Table of Contents
Updated by Evelyn Bernardo
There are three different algorithms on the Bothub: Statistical Model, Neural Network with Internal Vocabulary, Neural Network with External Vocabulary. You can choose which algorithm to use when you create a new bot or, if you want to change the algorithm after the creation, you can go to Settings and change it whenever you want. Each algorithm trains the resulting model in a different way and because of that, each one will provide different results.
The Statistical Model uses pre-trained Word Embeddings and a simple statistical algorithm for classifying text in the selected language. The pre-trained Word Embeddings contain semantics and vocabulary information useful for the classification tasks. Each word in the vocabulary has a vector associated with them, and that helps the algorithm to calculate similarities between different words. The algorithm is able to recognize patterns in the vectors and even make operations such as sum words. Ex: Royals + Male = King or Royals + Female = Queen. So, when using the Statistical Model to analyze a sentence, Bothub will categorize it using similarity, which can result in false positives.

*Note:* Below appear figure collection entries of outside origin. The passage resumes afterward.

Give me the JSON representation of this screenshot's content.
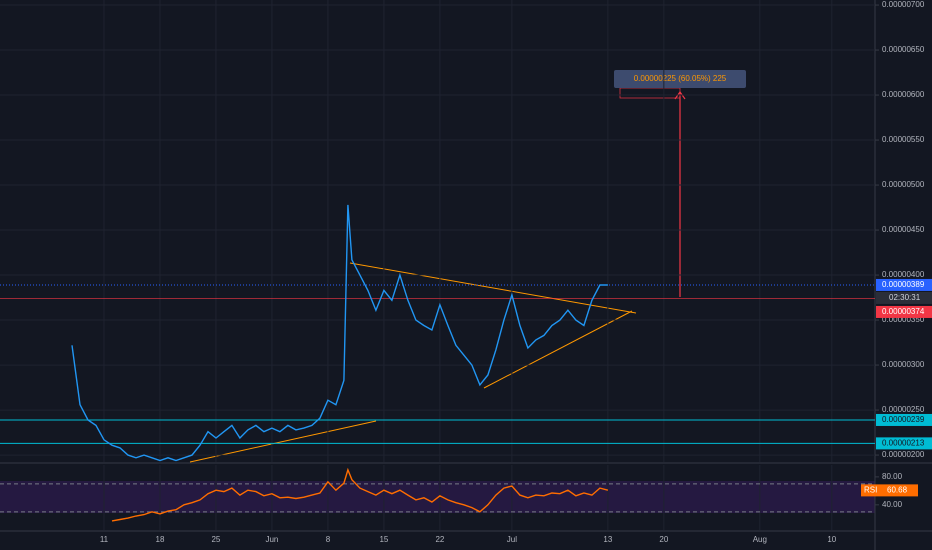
{
  "chart_data": [
    {
      "type": "line",
      "x": [
        -25,
        -24,
        -23,
        -22,
        -21,
        -20,
        -19,
        -18,
        -17,
        -16,
        -15,
        -14,
        -13,
        -12,
        -11,
        -10,
        -9,
        -8,
        -7,
        -6,
        -5,
        -4,
        -3,
        -2,
        -1,
        0,
        1,
        2,
        3,
        4,
        5,
        6,
        7,
        8,
        9,
        9.5,
        10,
        11,
        12,
        13,
        14,
        15,
        16,
        17,
        18,
        19,
        20,
        21,
        22,
        23,
        24,
        25,
        26,
        27,
        28,
        29,
        30,
        31,
        32,
        33,
        34,
        35,
        36,
        37,
        38,
        39,
        40,
        41,
        42
      ],
      "series": [
        {
          "color": "#2196f3",
          "values": [
            3.22e-06,
            2.56e-06,
            2.39e-06,
            2.33e-06,
            2.17e-06,
            2.11e-06,
            2.08e-06,
            2e-06,
            1.97e-06,
            2e-06,
            1.97e-06,
            1.94e-06,
            1.97e-06,
            1.94e-06,
            1.97e-06,
            2e-06,
            2.11e-06,
            2.26e-06,
            2.19e-06,
            2.26e-06,
            2.33e-06,
            2.19e-06,
            2.28e-06,
            2.33e-06,
            2.26e-06,
            2.3e-06,
            2.26e-06,
            2.33e-06,
            2.28e-06,
            2.3e-06,
            2.33e-06,
            2.41e-06,
            2.61e-06,
            2.56e-06,
            2.83e-06,
            4.78e-06,
            4.17e-06,
            4e-06,
            3.83e-06,
            3.61e-06,
            3.83e-06,
            3.72e-06,
            4e-06,
            3.72e-06,
            3.5e-06,
            3.44e-06,
            3.39e-06,
            3.67e-06,
            3.44e-06,
            3.22e-06,
            3.11e-06,
            3e-06,
            2.78e-06,
            2.89e-06,
            3.17e-06,
            3.5e-06,
            3.78e-06,
            3.44e-06,
            3.19e-06,
            3.28e-06,
            3.33e-06,
            3.44e-06,
            3.5e-06,
            3.61e-06,
            3.5e-06,
            3.44e-06,
            3.72e-06,
            3.89e-06,
            3.89e-06
          ]
        }
      ],
      "xlim": [
        -34,
        75.4
      ],
      "xticks": [
        {
          "value": -21,
          "label": "11"
        },
        {
          "value": -14,
          "label": "18"
        },
        {
          "value": -7,
          "label": "25"
        },
        {
          "value": 0,
          "label": "Jun"
        },
        {
          "value": 7,
          "label": "8"
        },
        {
          "value": 14,
          "label": "15"
        },
        {
          "value": 21,
          "label": "22"
        },
        {
          "value": 30,
          "label": "Jul"
        },
        {
          "value": 42,
          "label": "13"
        },
        {
          "value": 49,
          "label": "20"
        },
        {
          "value": 61,
          "label": "Aug"
        },
        {
          "value": 70,
          "label": "10"
        }
      ],
      "ylim": [
        1.923e-06,
        7.056e-06
      ],
      "yticks": [
        {
          "value": 2e-06,
          "label": "0.00000200"
        },
        {
          "value": 2.5e-06,
          "label": "0.00000250"
        },
        {
          "value": 3e-06,
          "label": "0.00000300"
        },
        {
          "value": 3.5e-06,
          "label": "0.00000350"
        },
        {
          "value": 4e-06,
          "label": "0.00000400"
        },
        {
          "value": 4.5e-06,
          "label": "0.00000450"
        },
        {
          "value": 5e-06,
          "label": "0.00000500"
        },
        {
          "value": 5.5e-06,
          "label": "0.00000550"
        },
        {
          "value": 6e-06,
          "label": "0.00000600"
        },
        {
          "value": 6.5e-06,
          "label": "0.00000650"
        },
        {
          "value": 7e-06,
          "label": "0.00000700"
        }
      ],
      "grid": true,
      "price_lines": [
        {
          "value": 3.89e-06,
          "label": "0.00000389",
          "color": "#2962ff"
        },
        {
          "value": 3.74e-06,
          "label": "0.00000374",
          "color": "#f23645"
        },
        {
          "value": 2.39e-06,
          "label": "0.00000239",
          "color": "#00bcd4"
        },
        {
          "value": 2.13e-06,
          "label": "0.00000213",
          "color": "#00bcd4"
        }
      ],
      "countdown": "02:30:31",
      "measure_label": "0.00000225 (60.05%) 225"
    },
    {
      "type": "line",
      "x": [
        -20,
        -19,
        -18,
        -17,
        -16,
        -15,
        -14,
        -13,
        -12,
        -11,
        -10,
        -9,
        -8,
        -7,
        -6,
        -5,
        -4,
        -3,
        -2,
        -1,
        0,
        1,
        2,
        3,
        4,
        5,
        6,
        7,
        8,
        9,
        9.5,
        10,
        11,
        12,
        13,
        14,
        15,
        16,
        17,
        18,
        19,
        20,
        21,
        22,
        23,
        24,
        25,
        26,
        27,
        28,
        29,
        30,
        31,
        32,
        33,
        34,
        35,
        36,
        37,
        38,
        39,
        40,
        41,
        42
      ],
      "series": [
        {
          "name": "RSI",
          "color": "#ff6d00",
          "values": [
            17,
            19,
            21,
            24,
            26,
            30,
            27,
            31,
            33,
            40,
            43,
            47,
            56,
            61,
            59,
            64,
            54,
            61,
            59,
            53,
            56,
            50,
            51,
            49,
            51,
            54,
            57,
            73,
            61,
            71,
            90,
            76,
            64,
            59,
            54,
            61,
            56,
            61,
            54,
            47,
            50,
            44,
            53,
            47,
            43,
            40,
            36,
            30,
            40,
            54,
            64,
            67,
            54,
            50,
            54,
            53,
            57,
            56,
            61,
            53,
            57,
            54,
            64,
            61
          ]
        }
      ],
      "last_value": 60.68,
      "ylim": [
        4,
        97
      ],
      "yticks": [
        {
          "value": 80,
          "label": "80.00"
        },
        {
          "value": 40,
          "label": "40.00"
        }
      ],
      "bands": [
        30,
        70
      ]
    }
  ]
}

Neural Network with Internal Vocabulary
Neural Network with Internal Vocabulary uses only the vocabulary provided by the training set. Bothub attributes weights for each word, so every time you train your bot, this number is adjusted to fit de desired output. It is recommended to train at least 1000 sentences for each intent, and the more you train, more intelligent and precise your bot will be. In this example, we are using a binary bot that recognizes positive or negative, the analyzed sentence is “I don't think so”.
Bothub recognizes that it is more likely that this sentence has a negative intent because the higher confidence is negative:
If the bot is not trained with enough sentences, Bothub might return no intent. It is relevant to say that the algorithm does not recognize the similarity between words, so for example, if you train Queen you will also need to train King, differently from the Statistical Model.
Neural Networking with External Vocabulary (BETA)
This algorithm makes use of the Statistical Model and Neural Network with Internal Vocabulary together. It uses Word Embeddings to attribute a pre-trained vector to each word, and a neural network to adjust weights in order to fit the desired output. As the Statistical Model, this algorithm does not return "no intent" so it will categorize the sentence within the most probable intent.